Wieviel kostet ein Flug nach Vietnam?

EINWOHNER

89.0 Mio

270,4 Einwohner / km2

SPRACHE(N)

Vietnamesisch

KLIMA

Tropen

BESTE REISEZEIT

Ganzjährig

Januar - Dezember

ZEITZONE

UTC+7

LOKALE WÄHRUNG

Powered by Yahoo Finance, 27.05.2017 15:51

KOSTEN-LEVEL

Low Budget

Weltweit gebührenfrei Geld abheben?

Tagesbudget stark von Region abhängig

GLOBAL HAPPINESS INDEX (HPI)

Sehr glücklich

Lebenszufriedenheit - Lebenserwartung - Ökologischer Fußabdruck

NATIONALFEIERTAG

2. September

LANDESGRÖSSE

331210 km2

Ca. 1.0 x die Fläche Deutschlands

Backpacking in Việt Nam

.. so wird Vietnam von den Locals genannt.

Everybody smiles in the same language :)

Vietnam, im Osten der südostasiatischen Halbinsel gelegen, bietet sich als Reiseland geradezu an. Paradiesische von Palmen gesäumte Sandstrände, weite Dünen, idyllische Buchten, gigantische Felsenlabyrinthe, geheimnisvolle Höhlen, tropische Reisfelder, schwimmende Dörfer und quirlige Millionenmetropolen bestimmen das Landschaftsbild. Vietnam ist teilweise wahnsinnig chaotisch und verrückt, an anderen Stellen wunderschön und erholsam.

Einfach mal abtauchen?
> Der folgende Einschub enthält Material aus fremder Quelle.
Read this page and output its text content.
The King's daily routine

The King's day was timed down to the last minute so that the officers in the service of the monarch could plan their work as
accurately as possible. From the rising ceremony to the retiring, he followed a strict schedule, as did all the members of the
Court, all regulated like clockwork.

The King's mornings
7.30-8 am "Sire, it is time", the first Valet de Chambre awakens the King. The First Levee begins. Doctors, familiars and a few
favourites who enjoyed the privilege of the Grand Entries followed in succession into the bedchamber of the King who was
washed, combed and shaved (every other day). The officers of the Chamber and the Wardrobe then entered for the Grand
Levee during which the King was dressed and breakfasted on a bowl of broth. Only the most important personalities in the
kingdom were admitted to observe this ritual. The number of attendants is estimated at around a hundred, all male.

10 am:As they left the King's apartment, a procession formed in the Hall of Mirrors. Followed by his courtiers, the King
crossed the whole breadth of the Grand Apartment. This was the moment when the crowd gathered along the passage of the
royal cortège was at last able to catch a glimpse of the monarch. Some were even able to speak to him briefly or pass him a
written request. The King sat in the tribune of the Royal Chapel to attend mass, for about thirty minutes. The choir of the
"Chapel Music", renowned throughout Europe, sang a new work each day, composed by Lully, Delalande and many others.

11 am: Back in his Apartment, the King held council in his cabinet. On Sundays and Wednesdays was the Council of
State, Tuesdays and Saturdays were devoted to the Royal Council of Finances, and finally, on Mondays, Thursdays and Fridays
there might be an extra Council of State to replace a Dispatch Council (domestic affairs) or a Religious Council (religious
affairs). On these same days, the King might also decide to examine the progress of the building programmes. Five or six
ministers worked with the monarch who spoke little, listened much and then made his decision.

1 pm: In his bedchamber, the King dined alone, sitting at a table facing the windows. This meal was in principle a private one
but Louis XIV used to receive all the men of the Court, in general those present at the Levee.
Du möchtest eine neue Kultur und deren Menschen hautnah kennenlernen und atemberaubende Landschaften durchwandern? Dann ist Backpacking in Vietnam genau das richtige für Dich. Das feucht-warme tropische Klima lässt Vietnam zu jeder Jahreszeit zu einem beliebten Reiseziel werden. Die beste Reisezeit sind der Frühling und der Herbst. 

Die Vietnamesen sind energiegeladen, direkt, gerissen im Verhandeln und haben stets ein Lächeln auf den Lippen. Einheimische sind immer für einen Spaß zu haben, als Reisender wirst Du zahlreiche Möglichkeiten haben mit ihnen in Kontakt zu treten und ihren Erzählungen zu lauschen. Je ungemütlicher die kleinen Stühle einer - teilweise ärmlichen, niemals aber schmutzigen - Bar oder eines Cafés, desto mehr Spaß wirst Du dort erleben. 

Auch für unerfahrene Backpacker ist Vietnam aufgrund der hohen Sicherheit des Landes (abgesehen vom Straßenverkehr - hier ist Vorsicht geboten!) das ideale Reiseziel. Preiswerte Unterkünfte und Transportmittel, sowie ein unerschöpfliches Angebot an Sehenswürdigkeiten und Angeboten erwarten Dich. 

Places to explore

Charakteristische Architektur bewundern

Die vietnamesischen Pagoden sind über das ganze Land verteilt und fast immer einen Blick wert. Besonders eindrucksvoll sind die schönen und aufwendig verworrenen Schnitzereien. Die außergewöhnlichen Bauwerke werden von den Einheimischen verehrt und dienen häufig als Schreine oder Tempel.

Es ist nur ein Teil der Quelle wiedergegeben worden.